In this workshop, poets are invited to draw on something in their personal experience —whether pleasant or painful—that bears repeating, to see what can be made of it.

The conference takes place from August 9 to August 13, 2021. My one-day seminar will be held on August 12. Click here for more information.

The Powow River Poetry Anthology II

Fourteen years ago I edited, typeset and designed the first Powow River Anthology, released by Ocean Publishing with an introduction by X. J. Kennedy. There has been a lot of water under the bridge since then! Paulette Turco, one of our newest members, took up the challenge of editing a second anthology, enlisting the aid of Rhina Espaillat, Jean Kreiling and myself, but shouldering the greater part of the workload herself. She and Alex Pepple of Able Muse Press teamed up to issue an exquisitely designed and edited showcase of the immense poetic talent that has been gathering once a month in the town of Newburyport to share poems and lively discussion of the art and craft of poetry.

Place your order here: https://preview.mailerlite.com/g6s8s8/1513520248504977672/m1e7/

Syd Lea Reads from Here

I first met Syd when I took his creative writing class at Dartmouth College.

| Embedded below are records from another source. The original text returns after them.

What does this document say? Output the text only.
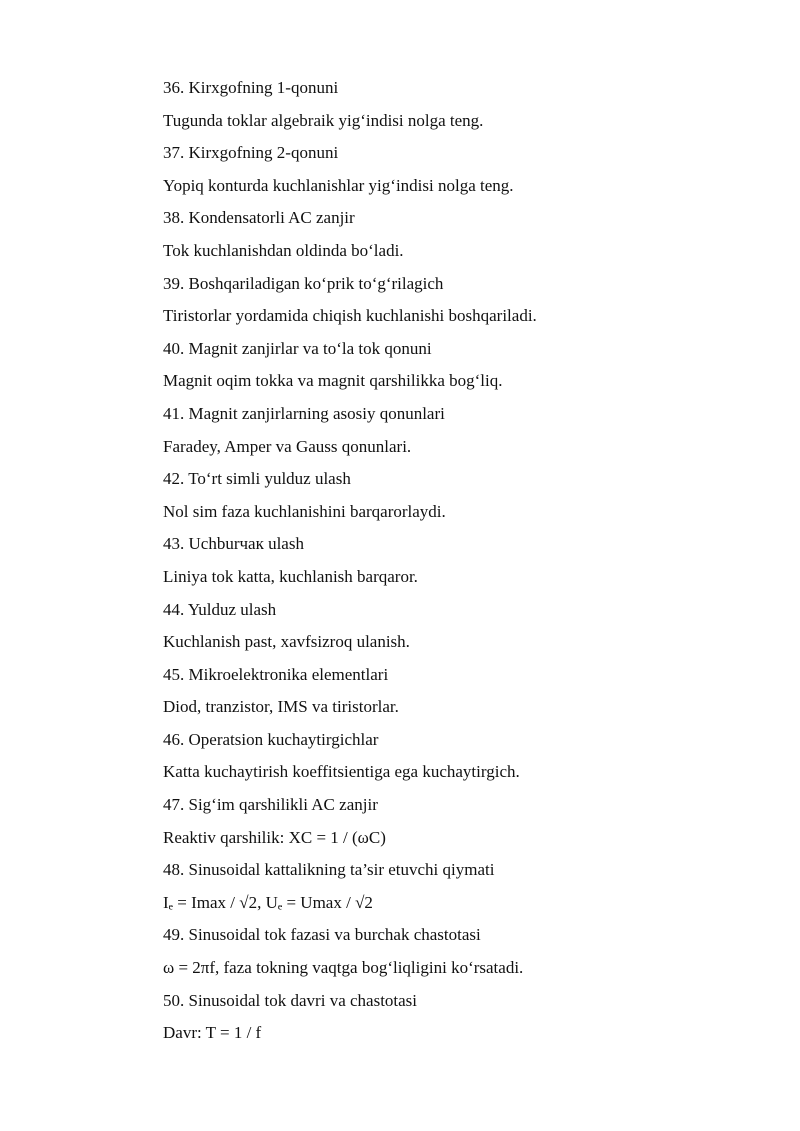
36. Kirxgofning 1-qonuni
Tugunda toklar algebraik yig‘indisi nolga teng.
37. Kirxgofning 2-qonuni
Yopiq konturda kuchlanishlar yig‘indisi nolga teng.
38. Kondensatorli AC zanjir
Tok kuchlanishdan oldinda bo‘ladi.
39. Boshqariladigan ko‘prik to‘g‘rilagich
Tiristorlar yordamida chiqish kuchlanishi boshqariladi.
40. Magnit zanjirlar va to‘la tok qonuni
Magnit oqim tokka va magnit qarshilikka bog‘liq.
41. Magnit zanjirlarning asosiy qonunlari
Faradey, Amper va Gauss qonunlari.
42. To‘rt simli yulduz ulash
Nol sim faza kuchlanishini barqarorlaydi.
43. Uchburчак ulash
Liniya tok katta, kuchlanish barqaror.
44. Yulduz ulash
Kuchlanish past, xavfsizroq ulanish.
45. Mikroelektronika elementlari
Diod, tranzistor, IMS va tiristorlar.
46. Operatsion kuchaytirgichlar
Katta kuchaytirish koeffitsientiga ega kuchaytirgich.
47. Sig‘im qarshilikli AC zanjir
Reaktiv qarshilik: XC = 1 / (ωC)
48. Sinusoidal kattalikning ta’sir etuvchi qiymati
Iₑ = Imax / √2, Uₑ = Umax / √2
49. Sinusoidal tok fazasi va burchak chastotasi
ω = 2πf, faza tokning vaqtga bog‘liqligini ko‘rsatadi.
50. Sinusoidal tok davri va chastotasi
Davr: T = 1 / f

He was my professor, though he did everything in his power to level that hierarchical relationship. Though he was not drinking himself, he’d bring a big jug of wine and set it down in the middle of the table where we would-be poets sat. He told us right up front, in our first class, that we’d learn more from one another than we would ever learn from him. Basically, his role would be to welcome us into a conversation with other writers and trust that our common interests would lead us… somewhere.

I don’t mean to imply that he was abdicating his responsibilities. I think he was showing us the truest thing he knew about poetry and about “Literature” in general: that it’s all one big conversation, a conversation that goes on for centuries, and when you pick up your pen and try to say something from the heart, you’re joining that conversation, trying to make your voice heard. But you’d better be saying something from the heart, or no one’s going to listen.

Thought, no matter how lofty, seems duller than lead,

Without heart to match, just as faith without works is dead.